When I think of the cross at this season of Lent I find that it is a horrific symbol of an immensely beautiful truth. It reminds me of the great, unfathomable love of God. It is a place we gather around as human beings and watch the love of God demonstrated in Jesus Christ for all humanity. As horrifying as it is, the cross is not ultimately a place of fear but a place of love, God’s love poured out in abundance. The cross is the undeniable symbol of God’s love poured out in Christ Jesus.

John writes in the fourth chapter of his first epistle that, “There is no fear in love. But perfect love drives out fear…”. There was something experienced at the foot of the cross that made it safe to come out of hiding for Joseph of Arimathea. I believe it was in facing the enormity of God’s love expressed in Jesus at the crucifixion that Joseph felt safe to come forward as His disciple.
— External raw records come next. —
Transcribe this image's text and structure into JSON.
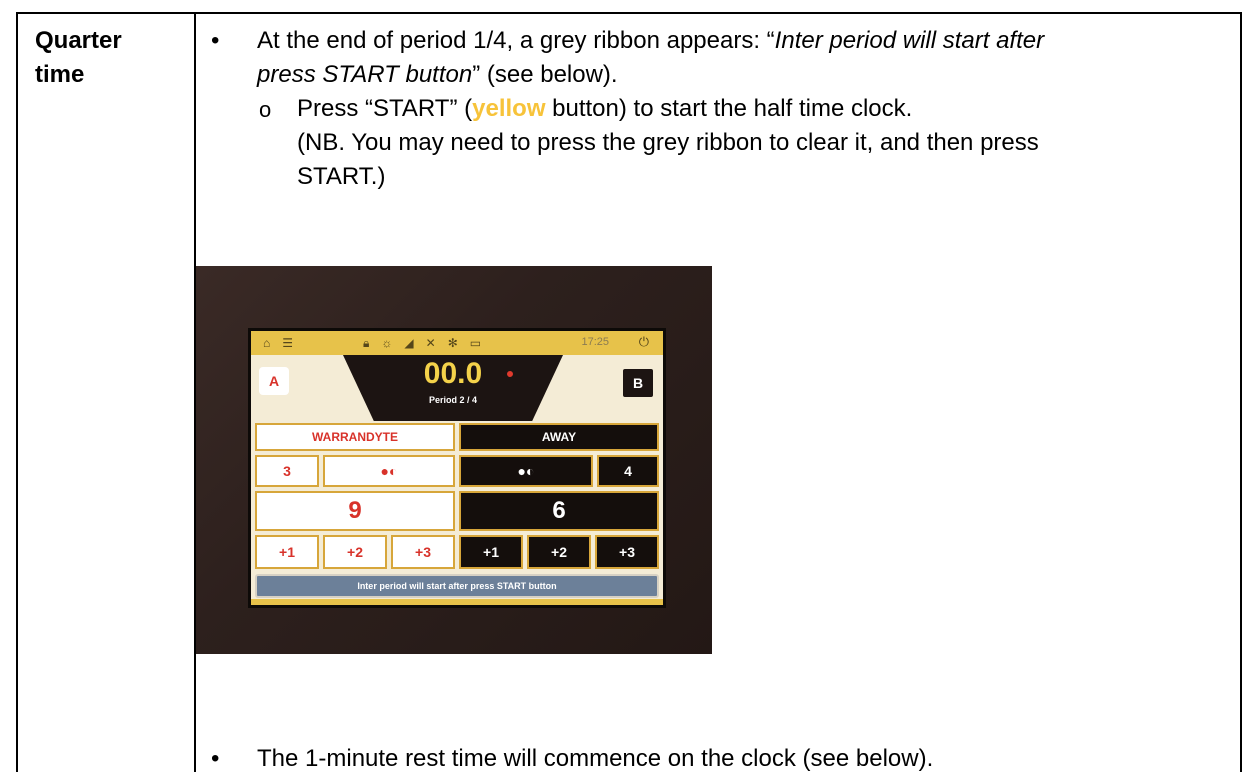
{
  "label": {
    "line1": "Quarter",
    "line2": "time"
  },
  "bullet1": {
    "text1": "At the end of period 1/4, a grey ribbon appears: “",
    "italic1": "Inter period will start after",
    "italic2": "press START button",
    "text2": "” (see below)."
  },
  "sub1": {
    "marker": "o",
    "pre": "Press “START” (",
    "yellow": "yellow",
    "post": " button) to start the half time clock.",
    "note_line1": "(NB. You may need to press the grey ribbon to clear it, and then press",
    "note_line2": "START.)"
  },
  "screen": {
    "time": "17:25",
    "clock": "00.0",
    "period": "Period 2 / 4",
    "team_a_letter": "A",
    "team_b_letter": "B",
    "team_a_name": "WARRANDYTE",
    "team_b_name": "AWAY",
    "team_a_fouls": "3",
    "team_b_fouls": "4",
    "team_a_score": "9",
    "team_b_score": "6",
    "buttons_a": [
      "+1",
      "+2",
      "+3"
    ],
    "buttons_b": [
      "+1",
      "+2",
      "+3"
    ],
    "ribbon": "Inter period will start after press START button"
  },
  "bullet2": {
    "text": "The 1-minute rest time will commence on the clock (see below)."
  },
  "colors": {
    "yellow": "#f7c33a",
    "screen_yellow": "#e7c24a"
  }
}
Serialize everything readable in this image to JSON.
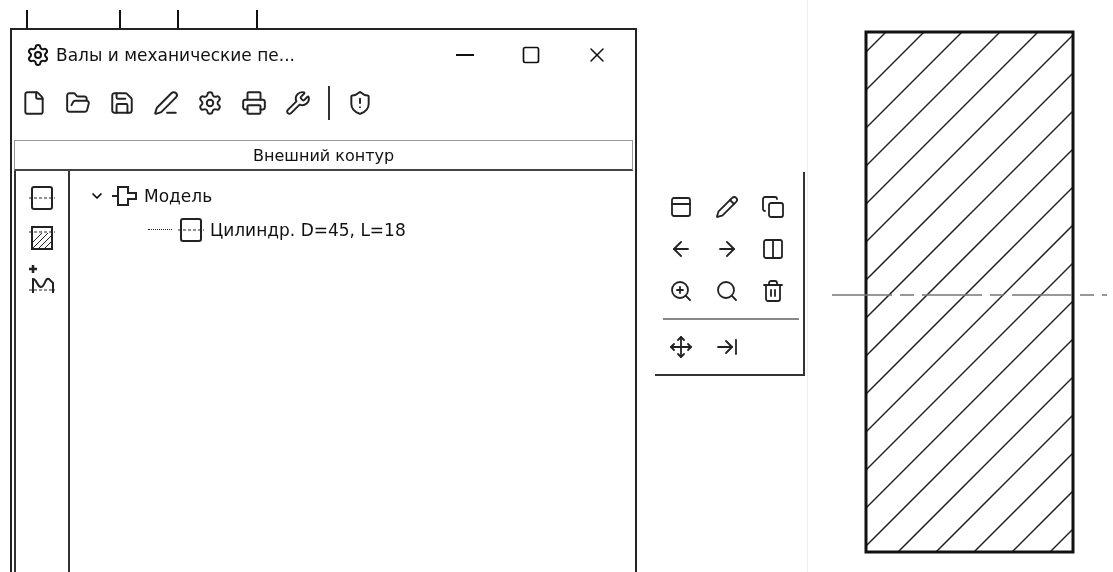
{
  "window": {
    "title": "Валы и механические пе..."
  },
  "section_header": "Внешний контур",
  "tree": [
    {
      "label": "Модель",
      "expanded": true,
      "children": [
        {
          "label": "Цилиндр. D=45, L=18"
        }
      ]
    }
  ]
}
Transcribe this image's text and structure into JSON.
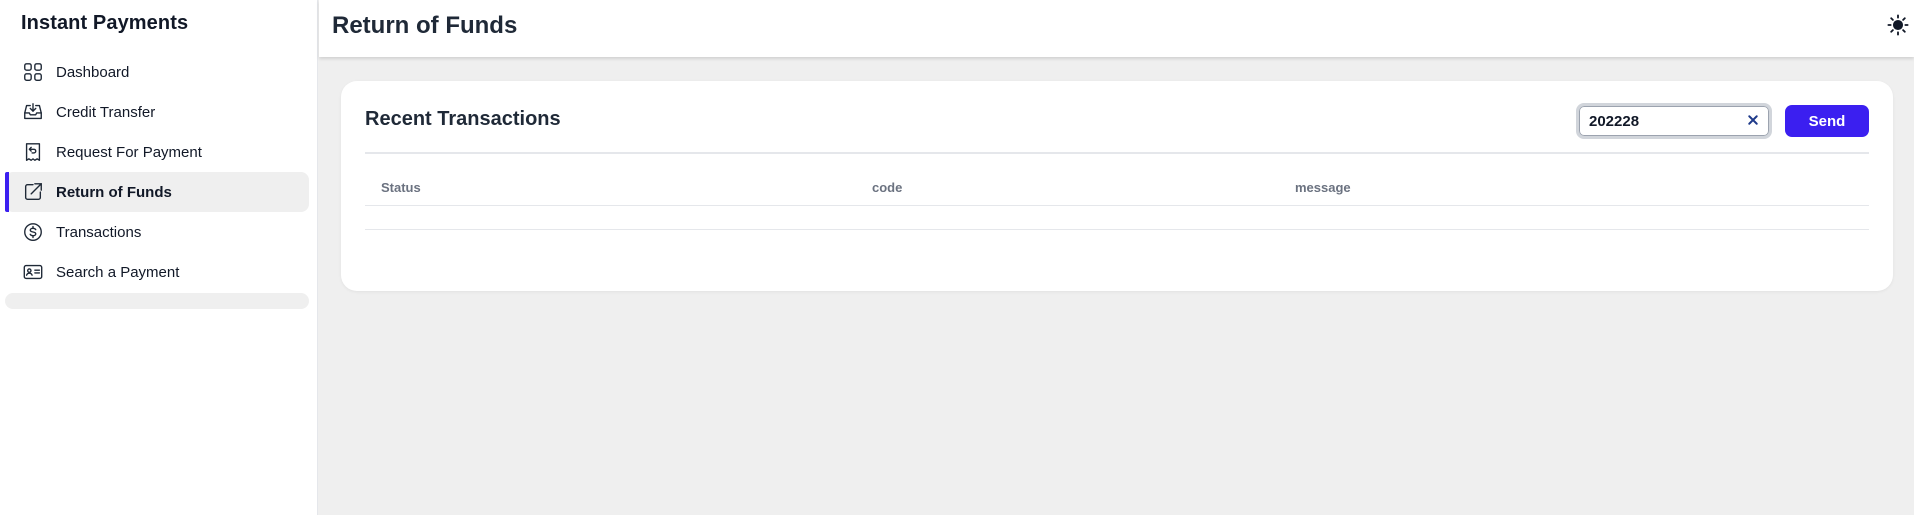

His experience of the cross enabled him to not fear the religious leaders who resisted the way of Jesus. It was the environment of the cross that provided a safe context to be authentic and real.

I believe leadership in the church needs to reflect the kind of love expressed at the cross. It is the kind of love that provides a safe context in which to be authentic and real. It is an environment that is not threatened by the questions, varied opinions, perspectives or interpretations of others. It is a cooperative, rather than a competitive, community formed around the cross of Christ. In love it seeks to edify and honor those who are weaker with the grace of Christ that strengthens with His power in spite of our weakness.

This leadership seeks to provide open and safe space, bounded by the love and grace of Jesus, to express the work God is doing within each person, rather than restrict the space to what one person or group has deemed appropriate or orthodox. It seeks above all to lead others, motivated by love, so that they too may experience being faithfully and perfectly loved by Jesus.

The cross creates safe space where perfect love has driven out fear. Any church leadership is hopefully leading others to the foot of the cross where Jesus has poured out His life for the sake of love. If perfect love drives out fear, then it seems when religious leadership is instilling fear, danger and threat, it may not be leading people from the context of the cross. May we pray for the transformation that occurs when we enter the environment of safety and authenticity the cross of Christ provides, and experience His love and grace that shapes us into new creatures in Christ Jesus.